The crews are available year-round for all types of emergencies, including wildfires, floods, search-and-rescue missions and earthquakes. Inmates also perform everyday tasks such as cooking, repairs, hair cutting and clothing alterations, making the camps self-sufficient.
During fires, they are often responsible for cutting fire lines, which is strenuous and extremely important, said Bill Clayton, a division chief with the California Department of Forestry and Fire Protection.
"Without them, it'd be really, really tough to fight these fires," he said.
When fighting fires, the inmates make $1 an hour. Most make about $1.50 a day doing day-to-day work. Workers with more specialized abilities can make up to $3.90 a day.
Depending on the crime with which they were charged, some inmates are offered early release after working at the camps. Some get as many as two days taken from their sentence for every day worked, others get no reduction.
The state corrections and forestry departments have operated the camps together since 1946. The CDF provides the facility and training and the Department of Corrections supplies the manpower.
"We're basically the landlord," Pina said. "They're the tenant."
Camp members are selected from minimum security prisoners at the Sierra Conservation Center in Jamestown, about 50 miles west of Yosemite National Park. Most of the inmates chosen for the program are serving one to five years for less serious crimes such as drug offenses or burglary.

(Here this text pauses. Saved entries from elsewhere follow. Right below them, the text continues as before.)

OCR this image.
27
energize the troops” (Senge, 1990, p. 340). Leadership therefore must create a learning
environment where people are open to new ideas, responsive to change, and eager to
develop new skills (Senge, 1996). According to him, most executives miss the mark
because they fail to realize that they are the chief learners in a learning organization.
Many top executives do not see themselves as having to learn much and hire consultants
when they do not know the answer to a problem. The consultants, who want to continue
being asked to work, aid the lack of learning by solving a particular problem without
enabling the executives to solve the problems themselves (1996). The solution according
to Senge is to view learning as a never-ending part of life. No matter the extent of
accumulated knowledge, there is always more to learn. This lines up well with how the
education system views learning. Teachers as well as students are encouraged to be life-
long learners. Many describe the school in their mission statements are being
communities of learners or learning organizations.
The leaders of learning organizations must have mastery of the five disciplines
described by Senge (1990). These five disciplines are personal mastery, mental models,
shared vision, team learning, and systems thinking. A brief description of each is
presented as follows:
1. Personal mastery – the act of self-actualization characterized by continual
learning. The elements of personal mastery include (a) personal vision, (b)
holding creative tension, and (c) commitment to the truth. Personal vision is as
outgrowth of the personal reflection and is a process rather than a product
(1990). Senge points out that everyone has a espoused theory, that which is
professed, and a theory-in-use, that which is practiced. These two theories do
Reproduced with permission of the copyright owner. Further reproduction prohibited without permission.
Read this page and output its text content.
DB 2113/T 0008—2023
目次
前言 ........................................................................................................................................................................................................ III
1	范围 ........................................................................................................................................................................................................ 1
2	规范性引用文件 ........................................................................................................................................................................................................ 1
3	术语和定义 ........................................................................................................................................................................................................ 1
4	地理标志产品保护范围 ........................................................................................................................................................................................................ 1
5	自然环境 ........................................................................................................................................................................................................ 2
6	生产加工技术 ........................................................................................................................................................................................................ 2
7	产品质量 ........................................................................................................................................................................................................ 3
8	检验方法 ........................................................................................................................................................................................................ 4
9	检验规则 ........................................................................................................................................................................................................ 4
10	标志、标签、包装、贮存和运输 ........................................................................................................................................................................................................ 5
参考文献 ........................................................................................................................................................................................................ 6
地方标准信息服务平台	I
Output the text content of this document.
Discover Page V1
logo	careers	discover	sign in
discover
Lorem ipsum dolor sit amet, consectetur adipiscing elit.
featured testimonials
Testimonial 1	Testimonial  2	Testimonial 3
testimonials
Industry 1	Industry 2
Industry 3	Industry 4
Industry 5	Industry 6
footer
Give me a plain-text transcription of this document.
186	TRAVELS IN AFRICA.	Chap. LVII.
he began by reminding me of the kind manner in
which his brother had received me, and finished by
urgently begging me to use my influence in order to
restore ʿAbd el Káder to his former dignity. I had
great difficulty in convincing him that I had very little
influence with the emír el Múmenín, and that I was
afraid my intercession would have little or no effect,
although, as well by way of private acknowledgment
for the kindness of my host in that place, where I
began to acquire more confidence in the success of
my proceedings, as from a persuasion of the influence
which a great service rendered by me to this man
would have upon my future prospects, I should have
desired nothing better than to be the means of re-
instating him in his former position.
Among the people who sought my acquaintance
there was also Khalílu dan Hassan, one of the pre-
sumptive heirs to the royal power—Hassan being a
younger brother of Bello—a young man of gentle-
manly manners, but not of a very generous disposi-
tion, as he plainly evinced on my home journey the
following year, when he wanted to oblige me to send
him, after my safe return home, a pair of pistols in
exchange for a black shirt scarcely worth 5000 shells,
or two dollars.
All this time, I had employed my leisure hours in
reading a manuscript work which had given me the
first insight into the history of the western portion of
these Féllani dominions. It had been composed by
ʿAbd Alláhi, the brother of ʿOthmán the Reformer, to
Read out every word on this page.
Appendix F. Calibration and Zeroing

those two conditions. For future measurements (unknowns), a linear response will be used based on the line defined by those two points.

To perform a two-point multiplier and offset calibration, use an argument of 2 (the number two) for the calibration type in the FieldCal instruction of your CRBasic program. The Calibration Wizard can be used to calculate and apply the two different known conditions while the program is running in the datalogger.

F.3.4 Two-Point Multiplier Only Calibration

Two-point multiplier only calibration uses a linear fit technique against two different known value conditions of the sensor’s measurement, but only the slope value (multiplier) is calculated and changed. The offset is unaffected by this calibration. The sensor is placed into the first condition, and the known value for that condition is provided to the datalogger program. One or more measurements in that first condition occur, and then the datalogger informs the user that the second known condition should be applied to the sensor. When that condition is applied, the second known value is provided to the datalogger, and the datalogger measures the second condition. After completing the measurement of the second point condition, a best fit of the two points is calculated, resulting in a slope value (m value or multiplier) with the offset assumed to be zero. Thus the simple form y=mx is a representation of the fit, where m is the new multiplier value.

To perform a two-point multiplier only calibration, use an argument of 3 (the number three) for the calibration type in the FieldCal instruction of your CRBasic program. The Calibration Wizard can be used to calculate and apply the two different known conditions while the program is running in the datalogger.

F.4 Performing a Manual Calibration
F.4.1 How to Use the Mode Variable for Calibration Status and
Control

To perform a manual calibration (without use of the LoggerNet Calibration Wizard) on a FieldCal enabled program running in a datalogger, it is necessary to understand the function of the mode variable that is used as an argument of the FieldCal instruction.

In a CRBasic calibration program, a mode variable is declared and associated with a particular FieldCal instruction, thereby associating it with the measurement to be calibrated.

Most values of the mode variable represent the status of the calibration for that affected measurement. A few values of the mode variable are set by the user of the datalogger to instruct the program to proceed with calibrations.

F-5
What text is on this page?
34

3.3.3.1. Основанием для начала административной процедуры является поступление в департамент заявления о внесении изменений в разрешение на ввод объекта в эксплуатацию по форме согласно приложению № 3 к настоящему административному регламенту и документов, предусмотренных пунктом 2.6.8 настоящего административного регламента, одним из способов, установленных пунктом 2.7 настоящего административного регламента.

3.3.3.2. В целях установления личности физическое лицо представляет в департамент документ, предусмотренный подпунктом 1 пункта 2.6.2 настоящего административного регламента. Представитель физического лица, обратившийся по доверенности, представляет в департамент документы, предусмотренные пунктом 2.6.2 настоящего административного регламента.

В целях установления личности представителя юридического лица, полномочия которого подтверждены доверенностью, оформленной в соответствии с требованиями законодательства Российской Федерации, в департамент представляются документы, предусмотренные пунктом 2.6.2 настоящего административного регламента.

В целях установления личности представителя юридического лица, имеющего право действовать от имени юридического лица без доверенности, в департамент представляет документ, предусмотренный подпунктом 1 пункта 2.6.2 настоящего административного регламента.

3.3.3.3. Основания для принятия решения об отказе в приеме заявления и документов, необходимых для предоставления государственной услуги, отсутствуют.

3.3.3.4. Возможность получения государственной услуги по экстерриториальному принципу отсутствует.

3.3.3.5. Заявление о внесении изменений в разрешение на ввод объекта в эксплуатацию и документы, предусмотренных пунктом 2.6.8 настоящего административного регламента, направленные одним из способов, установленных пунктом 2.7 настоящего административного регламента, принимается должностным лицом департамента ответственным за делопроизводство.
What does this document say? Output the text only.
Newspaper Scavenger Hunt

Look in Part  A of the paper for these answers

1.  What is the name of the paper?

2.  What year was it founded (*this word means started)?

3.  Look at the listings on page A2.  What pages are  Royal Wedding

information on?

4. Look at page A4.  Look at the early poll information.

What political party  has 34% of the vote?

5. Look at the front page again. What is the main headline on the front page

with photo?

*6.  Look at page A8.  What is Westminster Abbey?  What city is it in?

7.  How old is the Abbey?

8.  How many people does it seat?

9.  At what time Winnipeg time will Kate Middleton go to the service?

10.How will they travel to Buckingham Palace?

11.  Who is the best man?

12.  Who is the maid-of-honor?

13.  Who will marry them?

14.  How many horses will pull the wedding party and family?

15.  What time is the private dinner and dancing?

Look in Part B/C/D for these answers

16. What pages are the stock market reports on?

Since the sentences are relatively short, escape is rare. Most of the facilities don't even have fences.
"We're just trying to do our little time and go home," Thornton said.
Once they're released, few of the people who served time on the work crews end up back in prison, Taylor said, which also saves taxpayers' money.
By building unity, the camps help prisoners get away from old habits and prison mentality, said Ronie Inman, an inmate at La Cima.
"In here you can breath a sign of relief," he said. "It's the next best thing to home."